Two US banks – Silicon Valley Bank and Signature Bank – collapsed this month, buckling in part due to problems caused by higher interest rates.

There are concerns about the value of bonds held by banks as rising interest rates may make those bonds less valuable.

Banks tend to hold large portfolios of bonds and as a result, are sitting on significant potential losses. Falls in the value of bonds held by banks are not necessarily a problem unless they are forced to sell them.

Authorities around the world have said they do not think the failures threaten widespread financial stability and need to distract from efforts to bring inflation under control.

Last week, the European Central Bank raised its key interest rate by 0.5 percentage points.

The Bank of England is due to make its own interest rate decision on Thursday, a day after official figures showed that inflation unexpectedly shot up in February to 10.4 percent.

Federal Reserve chairman Jerome Powell said the Fed remained focused on its inflation fight. He described Silicon Valley bank as an “outlier” in an otherwise strong financial system.

But he acknowledged that the recent turmoil was likely to drag on growth, with the full impact still unclear.


Economic impact

Forecasts released by the bank show officials expect the economy to grow just 0.4 percent this year and 1.2 percent in 2024, a sharp slowdown from the norm – and less than officials projected in December.

The announcement from the Fed also toned down earlier statements which had said “ongoing” increases in interest rates would be needed in the months ahead.

Instead, the Fed said: “Some additional policy firming may be appropriate”.

The moves “signal clearly that the Fed is nervous”, said Ian Shepherdson, chief economist at Pantheon Macroeconomics.

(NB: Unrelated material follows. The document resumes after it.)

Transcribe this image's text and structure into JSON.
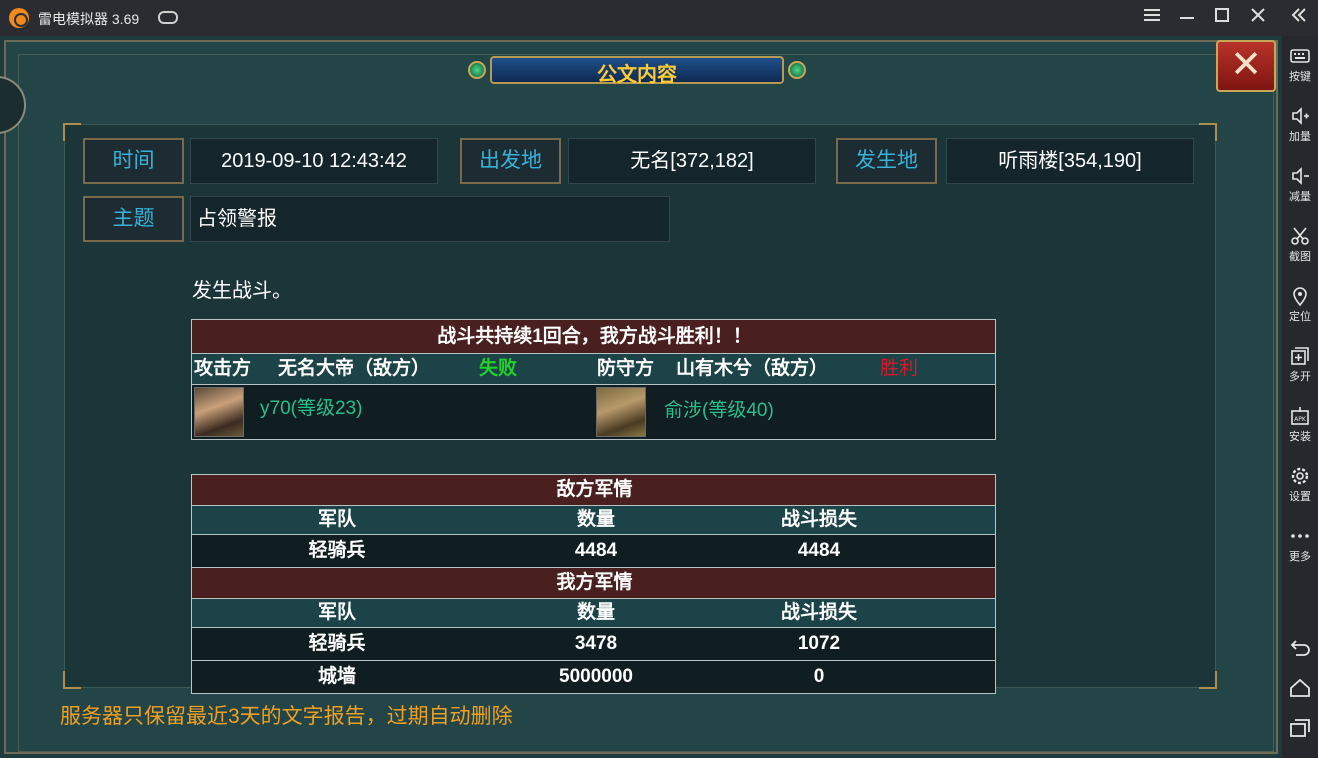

Wednesday’s rate rise is the ninth in a row by the Fed. It lifts its key interest rate to 4.75%-5%, up from near zero a year ago – the highest level since 2007.

Higher interest rates mean the cost to buy a home, borrow to expand a business or take on other debt goes up.

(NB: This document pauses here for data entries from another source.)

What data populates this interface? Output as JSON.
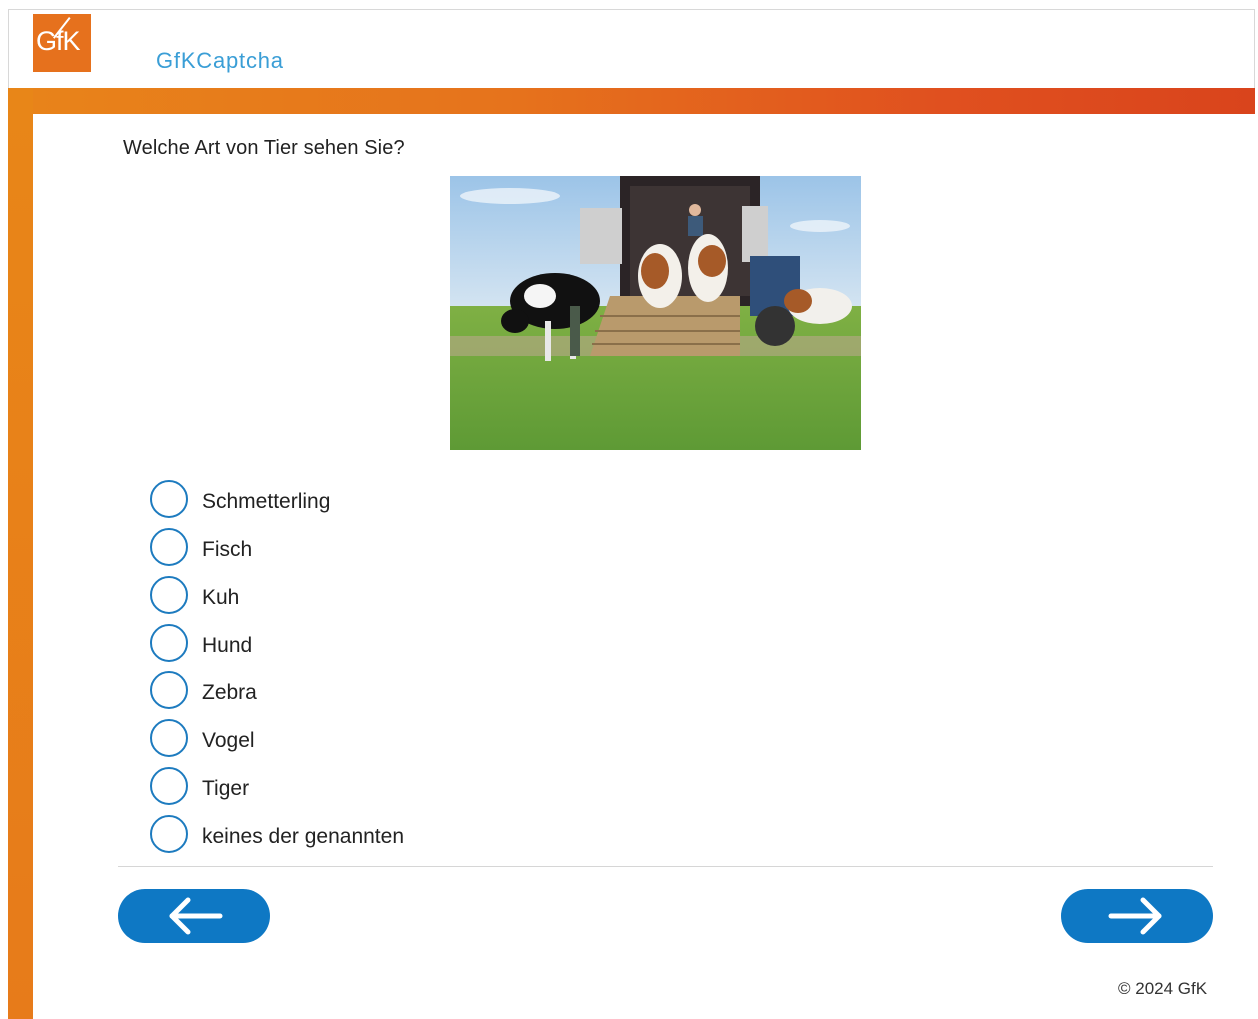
{
  "header": {
    "logo_text": "GfK",
    "app_title": "GfKCaptcha"
  },
  "question": "Welche Art von Tier sehen Sie?",
  "options": [
    "Schmetterling",
    "Fisch",
    "Kuh",
    "Hund",
    "Zebra",
    "Vogel",
    "Tiger",
    "keines der genannten"
  ],
  "navigation": {
    "back_icon": "arrow-left-icon",
    "next_icon": "arrow-right-icon"
  },
  "footer": {
    "copyright": "© 2024 GfK"
  },
  "colors": {
    "brand_orange": "#e6711d",
    "accent_blue": "#0e78c4",
    "title_blue": "#3a9ed6"
  }
}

By making such activity more expensive, the Fed expects demand to fall, cooling prices.

That has started to happen in the US housing market, where purchases have slowed sharply over the last year and the median sales price in February was lower than it was a year ago – the first such decline in more than a decade.

But overall the economy has held up better than expected and prices continue to climb faster than the 2% rate considered healthy.

Inflation, the rate at which prices climb, jumped 6% in the 12 months to February. The cost of some items, including food and airfare, is surging even faster.

Before the bank failures, Mr. Powell had warned that officials might need to push interest rates higher than expected to bring the situation under control.

The bank projections show policymakers expect inflation to fall this year – but less than expected a few months ago.

Still, they forecast interest rates of roughly 5.1% at the end of 2023 – unchanged since December – implying the Fed is poised to stop raising rates soon.

Mr Powell described the effect of the recent turmoil as the “equivalent of a rate hike”.

He said the Fed may be able to raise its key rate less aggressively, if the turmoil in the financial system prompts banks to limit lending, and the economy to slow more quickly.

But he repeated that the Fed would not shy away from its inflation fight.

“We have to bring down inflation down to 2%,” he said. “There are real costs to bringing it down to 2% but the costs of failing are much higher.”